The Death of RBG Means America’s Democracy is at Stake

By Andrew Millman

Fuck. That’s the only word appropriate right now, in all honesty. Ruth Bader Ginsburg passed away last week at the age of 87. A champion of women’s rights and justice more broadly, Ginsburg founded the Women’s Rights Project at the ACLU and went on to become the longest-tenured woman ever to serve on the Supreme Court. She’s literally the reason gender discrimination laws are given intermediate scrutiny in our legal system (an important distinction that made it more difficult for the government to discriminate on the basis of gender). May her memory be a blessing to us all.

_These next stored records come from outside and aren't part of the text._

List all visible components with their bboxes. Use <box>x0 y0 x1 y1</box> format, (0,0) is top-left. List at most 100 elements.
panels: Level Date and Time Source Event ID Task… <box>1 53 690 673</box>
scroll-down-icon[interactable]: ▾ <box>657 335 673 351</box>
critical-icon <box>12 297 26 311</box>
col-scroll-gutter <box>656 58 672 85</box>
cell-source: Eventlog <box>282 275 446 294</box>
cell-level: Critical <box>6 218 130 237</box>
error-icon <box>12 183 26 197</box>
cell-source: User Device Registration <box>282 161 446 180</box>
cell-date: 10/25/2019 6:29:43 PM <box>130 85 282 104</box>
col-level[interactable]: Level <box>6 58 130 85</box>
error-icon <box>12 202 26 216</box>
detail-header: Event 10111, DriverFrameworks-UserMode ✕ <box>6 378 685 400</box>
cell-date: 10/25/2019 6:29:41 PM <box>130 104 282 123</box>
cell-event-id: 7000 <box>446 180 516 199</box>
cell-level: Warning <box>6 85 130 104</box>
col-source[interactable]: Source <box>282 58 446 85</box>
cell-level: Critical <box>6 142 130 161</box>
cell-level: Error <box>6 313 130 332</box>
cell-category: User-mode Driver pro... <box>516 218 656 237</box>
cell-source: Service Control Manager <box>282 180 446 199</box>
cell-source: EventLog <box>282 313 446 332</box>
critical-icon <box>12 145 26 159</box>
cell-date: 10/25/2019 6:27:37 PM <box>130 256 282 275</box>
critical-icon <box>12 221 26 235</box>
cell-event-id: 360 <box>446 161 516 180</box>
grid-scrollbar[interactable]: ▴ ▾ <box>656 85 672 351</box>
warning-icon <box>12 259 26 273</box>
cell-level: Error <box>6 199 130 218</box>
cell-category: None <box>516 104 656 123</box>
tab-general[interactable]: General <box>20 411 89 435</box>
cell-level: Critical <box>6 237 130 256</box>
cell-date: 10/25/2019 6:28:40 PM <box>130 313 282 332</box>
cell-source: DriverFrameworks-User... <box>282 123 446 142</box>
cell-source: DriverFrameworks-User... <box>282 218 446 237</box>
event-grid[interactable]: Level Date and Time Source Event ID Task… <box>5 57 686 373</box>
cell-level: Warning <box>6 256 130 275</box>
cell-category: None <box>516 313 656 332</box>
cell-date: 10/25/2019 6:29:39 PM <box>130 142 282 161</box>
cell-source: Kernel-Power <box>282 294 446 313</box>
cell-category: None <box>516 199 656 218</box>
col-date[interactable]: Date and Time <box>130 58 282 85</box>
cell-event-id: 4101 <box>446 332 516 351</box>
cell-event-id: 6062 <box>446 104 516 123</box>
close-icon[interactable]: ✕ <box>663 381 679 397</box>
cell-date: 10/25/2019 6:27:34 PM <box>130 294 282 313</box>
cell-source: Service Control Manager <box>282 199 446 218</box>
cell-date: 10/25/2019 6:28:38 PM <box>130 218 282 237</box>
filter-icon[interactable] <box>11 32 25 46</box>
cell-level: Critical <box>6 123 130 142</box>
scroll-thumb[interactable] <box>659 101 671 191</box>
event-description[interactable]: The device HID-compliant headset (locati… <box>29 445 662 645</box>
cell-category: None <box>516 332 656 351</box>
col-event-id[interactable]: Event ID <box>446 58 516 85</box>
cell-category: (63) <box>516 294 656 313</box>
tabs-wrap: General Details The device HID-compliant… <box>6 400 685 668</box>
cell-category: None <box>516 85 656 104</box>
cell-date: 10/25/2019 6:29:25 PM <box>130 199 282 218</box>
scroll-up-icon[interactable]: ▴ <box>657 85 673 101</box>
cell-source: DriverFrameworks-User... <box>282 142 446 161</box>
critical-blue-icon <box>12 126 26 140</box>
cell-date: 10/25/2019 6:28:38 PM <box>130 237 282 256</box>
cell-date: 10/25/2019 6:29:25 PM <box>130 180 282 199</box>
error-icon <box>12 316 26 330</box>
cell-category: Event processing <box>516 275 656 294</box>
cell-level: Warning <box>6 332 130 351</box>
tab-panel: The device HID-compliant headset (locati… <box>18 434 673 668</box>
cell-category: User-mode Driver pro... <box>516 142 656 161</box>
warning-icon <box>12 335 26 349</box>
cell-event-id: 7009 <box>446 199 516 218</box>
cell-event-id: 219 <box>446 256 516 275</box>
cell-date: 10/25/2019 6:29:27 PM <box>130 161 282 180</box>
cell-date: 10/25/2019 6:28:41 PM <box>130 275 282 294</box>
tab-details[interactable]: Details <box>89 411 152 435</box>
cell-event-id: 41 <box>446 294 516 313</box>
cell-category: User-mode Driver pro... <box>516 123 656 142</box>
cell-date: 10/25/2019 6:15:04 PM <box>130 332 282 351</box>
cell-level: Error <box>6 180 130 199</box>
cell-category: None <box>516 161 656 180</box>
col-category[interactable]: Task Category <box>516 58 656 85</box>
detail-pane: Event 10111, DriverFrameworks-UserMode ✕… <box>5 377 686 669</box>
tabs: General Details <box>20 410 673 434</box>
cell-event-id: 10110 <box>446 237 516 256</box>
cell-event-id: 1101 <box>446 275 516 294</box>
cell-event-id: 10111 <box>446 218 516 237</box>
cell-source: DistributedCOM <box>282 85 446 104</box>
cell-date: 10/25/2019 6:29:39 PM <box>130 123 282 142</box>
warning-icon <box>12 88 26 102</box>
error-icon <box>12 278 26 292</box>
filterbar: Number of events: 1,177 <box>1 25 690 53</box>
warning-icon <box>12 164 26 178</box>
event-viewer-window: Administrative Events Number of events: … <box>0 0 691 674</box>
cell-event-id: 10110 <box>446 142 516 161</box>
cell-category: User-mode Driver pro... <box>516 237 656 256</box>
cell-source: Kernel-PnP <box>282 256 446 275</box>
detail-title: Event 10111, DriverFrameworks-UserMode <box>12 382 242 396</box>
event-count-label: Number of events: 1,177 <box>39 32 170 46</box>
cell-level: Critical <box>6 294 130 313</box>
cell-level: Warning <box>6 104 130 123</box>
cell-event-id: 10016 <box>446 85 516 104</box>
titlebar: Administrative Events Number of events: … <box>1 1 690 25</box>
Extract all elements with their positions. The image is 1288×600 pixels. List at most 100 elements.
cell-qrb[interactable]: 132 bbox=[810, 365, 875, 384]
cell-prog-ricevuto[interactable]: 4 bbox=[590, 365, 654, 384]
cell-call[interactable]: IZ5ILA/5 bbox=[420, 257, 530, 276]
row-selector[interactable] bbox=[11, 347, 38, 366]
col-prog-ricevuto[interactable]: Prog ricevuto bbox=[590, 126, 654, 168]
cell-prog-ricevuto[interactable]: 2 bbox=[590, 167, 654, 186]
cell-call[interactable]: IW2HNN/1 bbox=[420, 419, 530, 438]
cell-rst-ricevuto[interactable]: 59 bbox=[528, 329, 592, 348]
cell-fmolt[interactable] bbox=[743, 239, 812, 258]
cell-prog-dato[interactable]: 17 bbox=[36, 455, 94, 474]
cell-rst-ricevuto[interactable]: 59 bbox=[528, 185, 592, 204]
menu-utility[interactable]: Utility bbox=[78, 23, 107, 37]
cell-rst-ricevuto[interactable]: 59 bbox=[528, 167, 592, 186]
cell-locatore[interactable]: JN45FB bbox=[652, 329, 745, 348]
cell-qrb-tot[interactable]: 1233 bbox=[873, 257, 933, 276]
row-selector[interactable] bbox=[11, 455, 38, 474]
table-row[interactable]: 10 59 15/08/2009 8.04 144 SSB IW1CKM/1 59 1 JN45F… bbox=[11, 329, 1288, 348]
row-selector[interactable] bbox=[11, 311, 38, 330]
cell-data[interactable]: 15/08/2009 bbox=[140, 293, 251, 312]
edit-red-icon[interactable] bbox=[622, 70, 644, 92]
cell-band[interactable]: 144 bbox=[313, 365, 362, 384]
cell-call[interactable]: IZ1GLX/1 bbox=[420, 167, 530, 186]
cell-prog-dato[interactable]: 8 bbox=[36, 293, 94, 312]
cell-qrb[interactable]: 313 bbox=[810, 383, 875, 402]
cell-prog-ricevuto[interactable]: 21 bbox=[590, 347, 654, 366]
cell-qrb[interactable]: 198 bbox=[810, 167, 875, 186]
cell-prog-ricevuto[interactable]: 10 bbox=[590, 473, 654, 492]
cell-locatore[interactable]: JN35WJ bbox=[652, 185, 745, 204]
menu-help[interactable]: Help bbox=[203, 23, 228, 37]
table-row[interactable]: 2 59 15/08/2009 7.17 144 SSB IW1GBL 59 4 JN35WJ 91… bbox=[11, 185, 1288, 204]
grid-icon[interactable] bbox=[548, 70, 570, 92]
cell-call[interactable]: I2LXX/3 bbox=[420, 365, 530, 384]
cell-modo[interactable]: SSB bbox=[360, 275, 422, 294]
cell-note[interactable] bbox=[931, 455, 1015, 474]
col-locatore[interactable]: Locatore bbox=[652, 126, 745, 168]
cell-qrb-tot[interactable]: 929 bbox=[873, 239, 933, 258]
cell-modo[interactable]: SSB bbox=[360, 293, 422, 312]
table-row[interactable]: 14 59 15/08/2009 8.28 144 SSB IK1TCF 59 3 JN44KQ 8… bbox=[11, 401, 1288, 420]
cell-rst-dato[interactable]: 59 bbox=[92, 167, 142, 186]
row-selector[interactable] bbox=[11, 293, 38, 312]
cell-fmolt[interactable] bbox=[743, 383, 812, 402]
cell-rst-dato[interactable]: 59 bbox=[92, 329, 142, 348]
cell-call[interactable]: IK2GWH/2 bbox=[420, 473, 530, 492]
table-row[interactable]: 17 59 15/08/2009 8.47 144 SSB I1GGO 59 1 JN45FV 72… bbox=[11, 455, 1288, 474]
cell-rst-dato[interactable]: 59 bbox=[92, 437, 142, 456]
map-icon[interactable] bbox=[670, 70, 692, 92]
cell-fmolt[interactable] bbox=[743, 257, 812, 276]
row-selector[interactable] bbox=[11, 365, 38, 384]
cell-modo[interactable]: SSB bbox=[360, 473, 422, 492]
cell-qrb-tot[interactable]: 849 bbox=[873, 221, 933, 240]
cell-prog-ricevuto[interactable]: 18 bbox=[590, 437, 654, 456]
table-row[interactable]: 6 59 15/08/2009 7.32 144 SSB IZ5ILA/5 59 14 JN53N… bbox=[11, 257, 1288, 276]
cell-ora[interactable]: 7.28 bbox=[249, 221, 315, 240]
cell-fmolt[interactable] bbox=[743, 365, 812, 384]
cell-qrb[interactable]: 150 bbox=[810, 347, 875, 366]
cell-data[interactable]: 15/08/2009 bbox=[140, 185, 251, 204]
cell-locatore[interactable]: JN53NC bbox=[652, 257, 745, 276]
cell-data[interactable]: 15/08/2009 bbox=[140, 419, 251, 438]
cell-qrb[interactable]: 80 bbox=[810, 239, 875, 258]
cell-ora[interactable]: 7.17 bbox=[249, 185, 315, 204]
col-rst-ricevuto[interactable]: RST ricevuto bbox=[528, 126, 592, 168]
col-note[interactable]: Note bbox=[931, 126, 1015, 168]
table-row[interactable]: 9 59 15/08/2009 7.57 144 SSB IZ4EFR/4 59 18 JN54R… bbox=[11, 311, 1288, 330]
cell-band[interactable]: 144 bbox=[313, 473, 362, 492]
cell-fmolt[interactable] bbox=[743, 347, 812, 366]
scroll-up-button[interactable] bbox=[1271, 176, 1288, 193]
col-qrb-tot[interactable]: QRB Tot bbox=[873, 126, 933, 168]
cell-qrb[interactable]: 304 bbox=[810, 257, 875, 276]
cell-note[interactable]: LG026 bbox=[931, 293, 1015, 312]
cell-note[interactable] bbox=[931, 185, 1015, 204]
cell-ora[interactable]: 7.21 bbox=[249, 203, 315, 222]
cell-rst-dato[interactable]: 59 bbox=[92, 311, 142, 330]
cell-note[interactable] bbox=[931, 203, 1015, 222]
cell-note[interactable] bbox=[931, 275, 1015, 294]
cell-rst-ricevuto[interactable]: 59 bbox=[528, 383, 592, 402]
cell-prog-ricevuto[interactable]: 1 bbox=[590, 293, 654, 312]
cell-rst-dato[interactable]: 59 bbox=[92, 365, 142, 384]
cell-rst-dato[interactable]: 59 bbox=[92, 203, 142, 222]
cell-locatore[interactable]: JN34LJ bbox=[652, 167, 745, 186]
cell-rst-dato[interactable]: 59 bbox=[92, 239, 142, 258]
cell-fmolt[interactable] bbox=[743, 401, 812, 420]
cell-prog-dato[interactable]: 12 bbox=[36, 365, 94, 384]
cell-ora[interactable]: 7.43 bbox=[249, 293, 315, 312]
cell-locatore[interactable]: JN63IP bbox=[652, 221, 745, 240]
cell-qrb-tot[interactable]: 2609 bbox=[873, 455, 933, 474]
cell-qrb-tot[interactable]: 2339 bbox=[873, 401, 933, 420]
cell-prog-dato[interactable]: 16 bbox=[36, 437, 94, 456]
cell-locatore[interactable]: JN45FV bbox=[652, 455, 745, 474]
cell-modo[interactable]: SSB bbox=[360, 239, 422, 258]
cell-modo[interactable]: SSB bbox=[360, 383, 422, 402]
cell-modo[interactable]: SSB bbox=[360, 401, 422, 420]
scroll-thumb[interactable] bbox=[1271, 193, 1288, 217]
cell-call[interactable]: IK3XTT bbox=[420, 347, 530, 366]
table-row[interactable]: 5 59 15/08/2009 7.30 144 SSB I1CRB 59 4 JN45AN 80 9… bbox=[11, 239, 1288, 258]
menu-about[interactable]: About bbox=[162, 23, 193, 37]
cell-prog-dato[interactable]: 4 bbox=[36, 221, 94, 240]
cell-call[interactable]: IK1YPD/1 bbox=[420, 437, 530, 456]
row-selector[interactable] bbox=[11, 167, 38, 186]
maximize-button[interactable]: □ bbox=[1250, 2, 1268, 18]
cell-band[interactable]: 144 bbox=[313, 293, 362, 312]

However, unfortunately in this hellish epoch we’re living in, the mourning of this icon of American history had already been overshadowed by Republicans’ callous attempts to rush through a replacement onto the Supreme Court in the midst of an election. The first presidential debate is next week, for god’s sake. With President Trump down on average 7 points in the polls (and somehow even worse in swing states) and Democrats on track to retake the Senate majority this year (according to FiveThirtyEight), this could be the last chance for the Republican Party to ensure that they hold onto power. In replacing Justice Ginsburg with a hard-right conservative, conservatives would ensure that, through the judiciary, they would be able to block any Democratic legislation at will; this happened once before in the Lochner era. Remember, Republicans have won the national popular vote for president exactly once in the past decade. It’s no secret that the American right has relied on anti-majoritarian institutions (the Electoral College, the Senate, and the Judiciary) and tactics (gerrymandering, voter suppression) to hold onto power in the last decade.

To make matters worse, if President Trump were to lose the election this November, but not accept the results, the matter would go to a Supreme Court currently composed of five Republican-appointed justices and three Democratic-appointed justices. That’s not even considering if Republicans ram through a Trump appointee. Furthermore, Obamacare’s protections for preexisting conditions are on the Supreme Court’s docket this term and are likely going to be declared unconstitutional, or the court will deadlock 4-4, in which case the lower court ruling (which ruled against the protections) would stand. That’s just one facet of the nightmare scenario. A 6-3 conservative majority on the high court could end reproductive rights, reverse same-sex marriage legalization, and declare any attempt at economic regulation, gun control, or environmental protection unconstitutional, among a myriad of other dark-age possibilities I cannot possibly fathom at the moment.

So what is to be done? American liberal democracy’s only hope, as it stands now, is convincing a handful of Republican Senators to stand on principle and not their political interests (yes, I know this sounds bad). The Senate is currently 53 Republicans and 47 Democrats, with Vice President Mike Pence casting a deciding vote in case of a tie, meaning Democrats need four more votes to block this power-grab of a potential appointment. The only good news is that should Mark Kelly defeat Martha McSally in the Arizona Senate election this year, he would take office in late November because it’s technically a special election. Polls have consistently had Kelly up in that race by nearly ten points. That gets the Democrats one vote closer, three votes to go.

Alaska Senator Lisa Murkowski, Iowa Senator Chuck Grassley, and Utah Senator Mitt Romney have both previously stated that they would not vote for a Supreme Court nominee during an election year (Murkowski reiterated that commitment after RBG’s passing). South Carolina Senator Lindsey Graham had also said that, but he already flip-flopped on that the day of Ginsburg’s death. If Grassley and Romney stay true to their word and the vote doesn’t go to the floor before Kelly takes his Senate seat, Democrats have the votes. That’s the optimistic case.

But, say Trump and Senate Republicans lose in November, and they’re looking at a minimum of two years of complete Democratic rule, I’m not sure those Republican Senators (as with any politicians really) can be counted on to stand on principle and not political motivations in that scenario. If that happens, American liberal democracy is in a really perilous place. Apologies for not ending on a more positive note, but I find this all so incredibly bleak for our collective futures.